BEIT IJZA, West Bank — One of the first statements under oath that I took for Al Haq, a human rights organization I helped establish, was from Sabri Garaib, a farmer from Beit Ijza, a Palestinian village ten miles northwest of Jerusalem. I remember sitting on the porch of his house overlooking the garden and the low, undulating hills planted with wheat and barley that spread out on all sides. All 112 acres, I was told, were in danger of being expropriated by the new Jewish settlement of Givon Hahadasha.

It was 1982. In the many years since then Sabri repeatedly fought the settlers in order to hold on to his land. He would go to the Military Objection Committee to counter claims challenging his ownership. He would appeal to the Israeli high court, using every recourse available. He would go to jail for fighting off settlers who tried to stop him from farming or for removing fences they’d put up. But the settlement kept growing all around his house, claiming his land one acre at a time.

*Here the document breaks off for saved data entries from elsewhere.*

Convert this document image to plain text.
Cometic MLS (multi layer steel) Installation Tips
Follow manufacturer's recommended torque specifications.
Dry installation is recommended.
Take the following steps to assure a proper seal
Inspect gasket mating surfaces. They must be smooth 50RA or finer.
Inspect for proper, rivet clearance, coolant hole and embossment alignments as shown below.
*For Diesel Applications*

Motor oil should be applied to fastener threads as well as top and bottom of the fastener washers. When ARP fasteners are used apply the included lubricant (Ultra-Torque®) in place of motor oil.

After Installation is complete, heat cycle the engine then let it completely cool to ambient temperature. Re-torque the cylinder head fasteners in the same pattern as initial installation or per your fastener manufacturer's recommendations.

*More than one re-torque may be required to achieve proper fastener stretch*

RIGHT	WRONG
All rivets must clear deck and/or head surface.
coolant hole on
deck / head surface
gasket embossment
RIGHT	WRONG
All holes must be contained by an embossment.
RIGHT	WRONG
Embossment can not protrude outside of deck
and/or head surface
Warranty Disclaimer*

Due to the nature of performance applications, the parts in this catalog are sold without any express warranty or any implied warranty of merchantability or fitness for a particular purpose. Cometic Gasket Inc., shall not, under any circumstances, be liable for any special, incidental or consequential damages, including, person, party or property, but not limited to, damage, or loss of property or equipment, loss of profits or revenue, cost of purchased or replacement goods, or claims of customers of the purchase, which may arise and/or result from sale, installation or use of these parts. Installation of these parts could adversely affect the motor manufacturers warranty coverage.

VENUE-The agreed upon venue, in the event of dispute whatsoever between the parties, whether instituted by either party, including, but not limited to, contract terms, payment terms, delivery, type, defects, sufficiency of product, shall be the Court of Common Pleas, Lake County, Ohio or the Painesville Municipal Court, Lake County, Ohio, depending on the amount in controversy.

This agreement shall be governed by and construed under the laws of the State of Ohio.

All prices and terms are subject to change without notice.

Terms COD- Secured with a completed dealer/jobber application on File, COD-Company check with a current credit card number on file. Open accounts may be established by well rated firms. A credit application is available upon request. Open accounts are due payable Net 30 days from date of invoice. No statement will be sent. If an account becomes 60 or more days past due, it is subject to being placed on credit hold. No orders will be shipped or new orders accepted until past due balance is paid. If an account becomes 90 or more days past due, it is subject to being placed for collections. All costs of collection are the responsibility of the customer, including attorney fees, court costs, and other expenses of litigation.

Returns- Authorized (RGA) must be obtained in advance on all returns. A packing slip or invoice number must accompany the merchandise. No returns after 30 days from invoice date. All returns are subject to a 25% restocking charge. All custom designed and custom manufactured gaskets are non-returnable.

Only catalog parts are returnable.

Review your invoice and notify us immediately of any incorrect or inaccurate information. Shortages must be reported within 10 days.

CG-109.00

Sabri died on April 18. He was 73. It had been several years since I’d gone to his house, and when I visited recently to pay my condolences to his family I was appalled by what I saw. The house was hemmed in on three sides, with only a few yards of space left for a garden between the house and a gigantic steel fence. To get to the front door, I had to pass through a metal gate that is operated from the army camp nearby and walk down a narrow walkway lined with more steel fencing. Two cameras placed by the army monitor all movement through the gate.

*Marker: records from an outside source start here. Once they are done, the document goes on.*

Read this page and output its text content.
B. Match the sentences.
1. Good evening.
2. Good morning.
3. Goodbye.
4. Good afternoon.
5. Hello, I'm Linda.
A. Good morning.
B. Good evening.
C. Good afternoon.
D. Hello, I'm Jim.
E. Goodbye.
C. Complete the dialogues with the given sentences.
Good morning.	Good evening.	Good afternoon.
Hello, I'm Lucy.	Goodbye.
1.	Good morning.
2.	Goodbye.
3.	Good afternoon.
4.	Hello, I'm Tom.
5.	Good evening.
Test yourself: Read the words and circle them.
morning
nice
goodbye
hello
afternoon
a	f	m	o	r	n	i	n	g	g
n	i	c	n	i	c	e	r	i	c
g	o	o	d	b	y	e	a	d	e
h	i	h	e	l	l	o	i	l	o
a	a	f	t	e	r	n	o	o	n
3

Sabri never expressed political views. He had inherited this land from his father and as an only child was determined to pass it on to his 10 sons. This emboldened him. A short stocky man with piercing dark eyes, he would force his way into whatever government office and declare: “I am Sabri and this is what I need.”

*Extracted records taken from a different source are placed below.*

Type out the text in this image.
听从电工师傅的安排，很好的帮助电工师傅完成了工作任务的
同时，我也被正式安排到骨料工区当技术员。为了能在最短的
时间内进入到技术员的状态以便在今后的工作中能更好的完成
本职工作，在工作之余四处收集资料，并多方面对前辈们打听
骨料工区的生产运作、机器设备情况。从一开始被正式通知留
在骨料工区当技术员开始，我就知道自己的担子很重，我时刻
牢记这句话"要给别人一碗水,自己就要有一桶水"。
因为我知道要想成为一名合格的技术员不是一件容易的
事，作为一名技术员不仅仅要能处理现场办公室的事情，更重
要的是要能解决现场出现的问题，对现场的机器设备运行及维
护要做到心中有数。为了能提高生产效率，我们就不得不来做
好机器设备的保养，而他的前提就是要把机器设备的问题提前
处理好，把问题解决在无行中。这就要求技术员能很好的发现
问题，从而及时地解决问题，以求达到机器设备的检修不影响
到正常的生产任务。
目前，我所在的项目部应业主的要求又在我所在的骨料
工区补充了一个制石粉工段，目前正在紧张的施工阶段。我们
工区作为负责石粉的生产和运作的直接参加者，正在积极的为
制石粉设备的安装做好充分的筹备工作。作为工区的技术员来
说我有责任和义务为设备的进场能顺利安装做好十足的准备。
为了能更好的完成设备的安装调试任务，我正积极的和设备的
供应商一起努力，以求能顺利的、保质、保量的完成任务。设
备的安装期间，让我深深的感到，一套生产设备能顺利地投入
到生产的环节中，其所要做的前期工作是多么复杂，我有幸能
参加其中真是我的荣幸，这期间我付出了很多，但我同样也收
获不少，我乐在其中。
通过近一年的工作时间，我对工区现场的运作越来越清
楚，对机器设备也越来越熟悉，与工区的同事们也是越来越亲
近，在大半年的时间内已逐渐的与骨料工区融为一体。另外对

He ended up doing better than most. He did lose much of his farmland, but he kept his house. And the last battle he fought, he won. He had opposed the planned construction of the a separation wall, which would have placed his house on the side of the settlement and separated it from his village and the homes of his sons. The wall did get built but along a different path.

For me, Sabri’s death marks the end of an era when it was possible to believe that law could save Palestinian land from Jewish settlers. An Israeli court would never enforce the principle of international law that says all settlements built in the occupied West Bank are illegal. But at first Israel justified its settlement projects by claiming to be using only public land, and we thought we could safeguard the homes and fields of some Palestinians by proving they were privately owned.

But no. An official Israeli government study published in March 2005, the Sasson Report, revealed that at least 150 communities in the West Bank were established with no permits or incomplete ones. And the very government that commissioned the study has taken no corrective action. A 2007 report by the Israeli NGO Peace Now found that 24 percent of the land on which settlements stand is privately owned by Palestinians.

After I left Sabri’s house, I drove back to Ramallah, riding through tunnels burrowed under the highways that connect Jewish settlements to the rest of Israel. There’s no escaping the new geography of this land, I thought.

And then another thought struck, perhaps one even bleaker. Israel may have won the battle of settling into the West Bank, but it has lost the war of making peace with its closest neighbors, the Palestinians. And they are Israel’s only hope of gaining acceptance in the Middle East.